SUMO Thread analysis: Better Tools

At SUMO we always want to help our contributors help our users. To further this goal, we have begun analyzing SUMO threads, to see how we can help contributors improve their responses, and hopefully help more users. To help this goal, I and some other members of the SUMO team have analyzed a week’s worth of threads to try to find holes in our current process.

The Process

We analyzed all threads created on SUMO from April 1 to April 7. There were 365 total threads for this time period. We then arranged these threads into categories, 41 to be precise. These categories range from “Website Looks / Acts Wrong” to “Firefox Crashes” and everything in between.

Now, out of these categories, 23 of them (or 56%) have less than 5 threads per category, which was too small for analysis. Another was because of the Java blocklisting, which while it may be interesting for another analysis, for this case we just discarded those threads.

Then, we chose those categories that had the most useful information for our purposes. How many threads had responses, how many were useful responses, how many were just general replies (like “Try in Safe Mode”), etc. These threads turned out to be the following:
Firefox Crashes (19 threads)
Website Looks /Acts wrong (41 Threads)
Firefox is Slow (10 Threads)
Problems Caused by Plugins (10 Threads)

The Results

Out of all these threads, it became apparent that over half (50-60%) of threads have just very basic, general troubleshooting answers. These threads were also the ones that had very low (~20%) reply rate from the original poster. It seems from this that users want to reply when a contributor addresses their issue more directly than when there is just a general answer.

The answers that we found were not General Answers or Solid Answers were as follows:
Needs better Troubleshooting (roughly 12% of questions)
Too technical (Roughly 7%)

The rest of the questions that did not fall into these 3 categories were those with actual solid answers. While they may not have had a solution marked, they did have answers that, from how well they were written and how they addressed issues relevant to the original poster, seemed that they would have a high chance of fixing the problem. If we can increase the rate of users coming back to SUMO to update their questions, that will help the number of “Solid Answer” threads go up.

One good thing we found in our analysis was out of the 4 main groups of questions, only one question did not have an answer! This means we are doing really well on making sure we reply to 100% of threads.

Solutions

From the analysis, it seems that if we can help contributors provide more useful answers, we should begin to notice a higher percentage of solved and solid answers. To help with this goal, we have come up with a few different suggestions that we can begin to implement immediately:

Contributor guidelines:
Provide documentation on SUMO for contributors. This can range from how to begin diagnosing different issues (crash IDs, extensions, websites, etc.) to just general help for interacting with different users. We can give common issues, how to reply to them, tools to suggest to users, tools not to suggest, etc.

Contributor Workshops:
Beginning Class: Once every X weeks we have a class to teach people who want to contribute or have recently started contributing the basic ways to respond to threads, troubleshoot, act professionally, etc. These don’t even have to be ran by Mozilla Staff, experience and trusted contributors could be asked to help run these.

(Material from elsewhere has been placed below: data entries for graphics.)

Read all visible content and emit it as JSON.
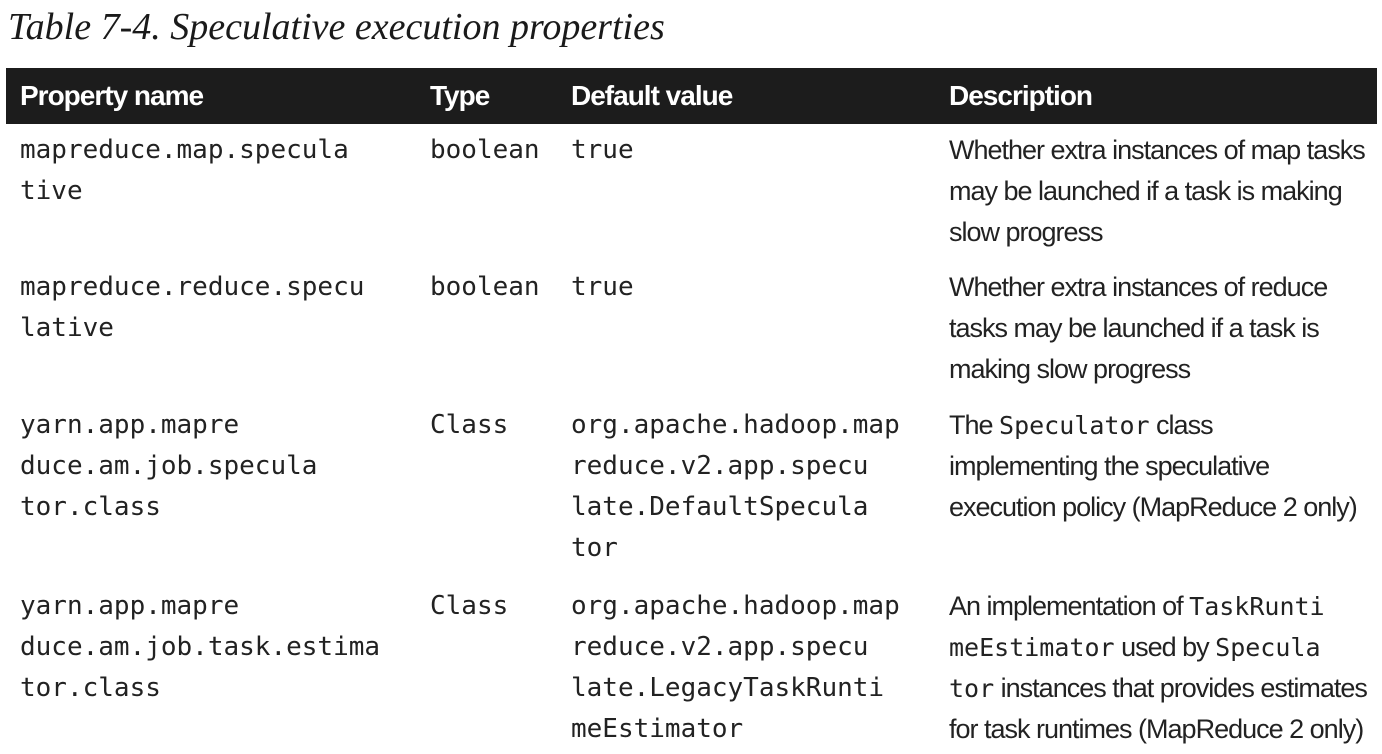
{
  "caption": "Table 7-4. Speculative execution properties",
  "table": {
    "headers": [
      "Property name",
      "Type",
      "Default value",
      "Description"
    ],
    "rows": [
      {
        "property": [
          "mapreduce.map.specula",
          "tive"
        ],
        "type": "boolean",
        "default": [
          "true"
        ],
        "description": [
          [
            {
              "text": "Whether extra instances of map tasks"
            }
          ],
          [
            {
              "text": "may be launched if a task is making"
            }
          ],
          [
            {
              "text": "slow progress"
            }
          ]
        ]
      },
      {
        "property": [
          "mapreduce.reduce.specu",
          "lative"
        ],
        "type": "boolean",
        "default": [
          "true"
        ],
        "description": [
          [
            {
              "text": "Whether extra instances of reduce"
            }
          ],
          [
            {
              "text": "tasks may be launched if a task is"
            }
          ],
          [
            {
              "text": "making slow progress"
            }
          ]
        ]
      },
      {
        "property": [
          "yarn.app.mapre",
          "duce.am.job.specula",
          "tor.class"
        ],
        "type": "Class",
        "default": [
          "org.apache.hadoop.map",
          "reduce.v2.app.specu",
          "late.DefaultSpecula",
          "tor"
        ],
        "description": [
          [
            {
              "text": "The "
            },
            {
              "text": "Speculator",
              "code": true
            },
            {
              "text": " class"
            }
          ],
          [
            {
              "text": "implementing the speculative"
            }
          ],
          [
            {
              "text": "execution policy (MapReduce 2 only)"
            }
          ]
        ]
      },
      {
        "property": [
          "yarn.app.mapre",
          "duce.am.job.task.estima",
          "tor.class"
        ],
        "type": "Class",
        "default": [
          "org.apache.hadoop.map",
          "reduce.v2.app.specu",
          "late.LegacyTaskRunti",
          "meEstimator"
        ],
        "description": [
          [
            {
              "text": "An implementation of "
            },
            {
              "text": "TaskRunti",
              "code": true
            }
          ],
          [
            {
              "text": "meEstimator",
              "code": true
            },
            {
              "text": " used by "
            },
            {
              "text": "Specula",
              "code": true
            }
          ],
          [
            {
              "text": "tor",
              "code": true
            },
            {
              "text": " instances that provides estimates"
            }
          ],
          [
            {
              "text": "for task runtimes (MapReduce 2 only)"
            }
          ]
        ]
      }
    ]
  }
}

Special Guest Class: Developers, SUMO Staff, etc. can come and have a webinar to explain new features in firefox, how they work, what some common issues may be or are, and types of feedback they are looking for. Example, a Firefox dev in charge of the pdf.js feature could have a session about what it is, a basic overview of how it works, some known issues, how to fix them, and asking the community to keep an eye out and give feedback on X Y and Z. Then have a Q & A Time.

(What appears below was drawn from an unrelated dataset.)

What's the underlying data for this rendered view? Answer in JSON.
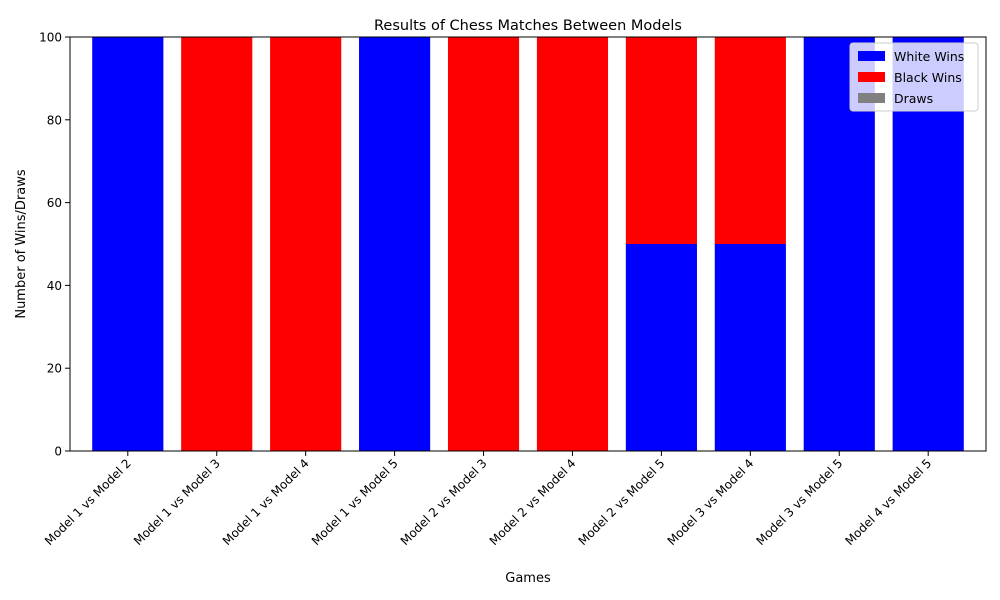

Specialty Webinars: Every so many months, or as needed based on feedback, the SUMO Staff gives sessions on diagnosing Hangs, how to read a Crash ID, website troubleshooting, etc.

Help Wanted!

Now, all of these are just ideas, for now. Obviously the sooner we get better tools to the community, the sooner we can improve the service we give to End-Users. We would love to get feedback from the community on ways they think that we can improve the currently available tools. Nobody knows ways we can help the community better than the community, so the more input we can get from you, the better! You can ping me on IRC (:Tyler), send me a message on SUMO (tylerdowner) or leave a comment. I’d love to hear from you and hear all your ideas! Specifically we would love feedback on these areas:
1. How useful is this current analysis, do you want to see more information from it, should we repeat it, if so how often, etc.
2. Do you feel these tools will help the community (you!), do you have suggestions, or even totally new ideas?